Fitzpatrick, M. C., Gotelli, N. J., & Ellison, A. M. (2013). MaxEnt versus MaxLike: empirical comparisons with ant species distributions. Ecosphere, 4(5), art55–15. http://doi.org/10.1890/ES13-00066.1
The output indices of MaxEnt are not truly direct estimators of the probability of species occurrence, but rather “ill-defined suitability [indices] (Royle et al 2012). In response to this, MaxLike, a formal likelihood model that generates ‘true’ occurrence probabilities using presence-only data, has been proposed as an alternative and shown to generate range maps that more closely match those of logistic regression models. However, it is unclear whether it can be generalized to SDMs to the extent that MaxEnt has been because the only comparison case so far used a larger sample size than is most often available, included the full geographic range of the species (and most studies cannot), and modified MaxEnt’s default settings, which may have reduced MaxEnt’s performance. As a test of generalization, Fitzpatrick et al compared MaxEnt andMaxLike models for six species of ants in New England, comparing outputs with goodness of fit, predictive accuracy measures, and comparison to expert opinion.
The authors began with 19 environmental variables, but then reduced to three: Annual Temperature and Rainfall, and Elevation. In doing so, they may have biased their study, as MaxEnt may be more robust to having multiple correlated or irrelevant variables than MaxLike. They then created 50 MaxEnt and 50 MaxLike models. The default settings were chosen for the MaxEnt models, and created a sampling bias surface based on the full dataset of ant occurrence records for 132 species was used to correct bias. Interestingly, a bias surface of all 132 species decreased MaxEnt performance, perhaps becuase the bias of the six focal species did not match that of the full dataset. Indeed, when the model was fit with a bias surface of only six species, it was a marginal improvement over the non-bias corrected models.
Goodness of fit was calculated with AIC and normalized Akaike model selection weights. Because AUC is especially problematic with presence-only data (WHY), two other measures of accuracy, minimum predicted area and mean predicted probability, were also examined. The authors have been working in this ant system for decades, so they were also able to compare models of distribution to expert knowledge and experience, a rarity, in my opinion, as many modelers are using data from systems they are unfamiliar with.

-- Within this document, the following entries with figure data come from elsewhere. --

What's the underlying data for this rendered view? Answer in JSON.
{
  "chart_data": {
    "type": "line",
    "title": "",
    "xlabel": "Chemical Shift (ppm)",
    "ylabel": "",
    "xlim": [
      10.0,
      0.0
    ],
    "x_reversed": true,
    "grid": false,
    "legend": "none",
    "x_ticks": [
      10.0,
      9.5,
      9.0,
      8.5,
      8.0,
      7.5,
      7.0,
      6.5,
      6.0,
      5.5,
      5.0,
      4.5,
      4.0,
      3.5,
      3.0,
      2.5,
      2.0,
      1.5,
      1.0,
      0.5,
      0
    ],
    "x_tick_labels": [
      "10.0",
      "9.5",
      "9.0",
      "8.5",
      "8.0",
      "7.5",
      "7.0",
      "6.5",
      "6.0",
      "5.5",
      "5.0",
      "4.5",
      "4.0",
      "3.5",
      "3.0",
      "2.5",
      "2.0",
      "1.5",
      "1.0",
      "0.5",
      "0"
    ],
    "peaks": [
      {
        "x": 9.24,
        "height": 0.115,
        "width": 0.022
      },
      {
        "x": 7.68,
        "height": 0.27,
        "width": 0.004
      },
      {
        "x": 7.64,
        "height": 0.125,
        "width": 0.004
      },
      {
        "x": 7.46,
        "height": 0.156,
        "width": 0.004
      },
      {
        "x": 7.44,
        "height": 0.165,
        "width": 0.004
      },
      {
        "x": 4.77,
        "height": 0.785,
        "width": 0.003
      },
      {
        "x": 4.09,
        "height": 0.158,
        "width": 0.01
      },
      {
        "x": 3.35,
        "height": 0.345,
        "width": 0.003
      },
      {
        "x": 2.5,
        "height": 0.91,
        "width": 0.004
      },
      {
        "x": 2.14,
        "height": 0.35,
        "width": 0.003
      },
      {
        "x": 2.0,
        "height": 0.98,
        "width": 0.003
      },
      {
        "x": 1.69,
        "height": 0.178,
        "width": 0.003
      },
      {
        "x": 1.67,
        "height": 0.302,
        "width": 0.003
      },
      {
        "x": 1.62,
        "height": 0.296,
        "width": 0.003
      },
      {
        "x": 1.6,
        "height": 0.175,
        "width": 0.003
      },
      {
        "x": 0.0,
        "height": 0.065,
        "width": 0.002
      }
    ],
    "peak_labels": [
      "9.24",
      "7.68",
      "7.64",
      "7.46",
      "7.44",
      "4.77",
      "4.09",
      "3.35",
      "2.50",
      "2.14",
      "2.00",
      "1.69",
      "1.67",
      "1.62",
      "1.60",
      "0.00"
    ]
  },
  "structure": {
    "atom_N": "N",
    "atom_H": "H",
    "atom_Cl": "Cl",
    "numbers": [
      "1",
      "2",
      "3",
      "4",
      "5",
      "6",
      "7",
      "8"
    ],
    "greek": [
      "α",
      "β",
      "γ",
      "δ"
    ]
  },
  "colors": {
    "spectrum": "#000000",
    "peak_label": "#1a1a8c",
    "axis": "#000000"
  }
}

MaxLike models were better supported by the data, but model evaluation by AUC was inconclusive, although generally bias correction decreased the AUC of MaxEnt. In general, MaxEnt underestimated the probability of occurrence in areas where there were presence records, but over-estimated in unsampled areas. This is most likely due to the fact that MaxEnt assumes a mean probability of 0.5 for presence data, reducing the range of occurrence probabilities. Even with small data sets (to a minimum of five presence points) MaxLike more accurately predicted occurrence probabilities. Notably, because the authors created 50 models of each, a measure of uncertainty is available. In general, MaxLike had greater uncertainty, especially in areas with few presence points, which seems to be a fair and accurate conclusion to be drawn that machine learning methods often omit. MaxLike is able to perform better than MaxEnt on sparse data sets, even when MaxEnt is fit using default settings, and has the additional benefit of portraying uncertainty more accurately.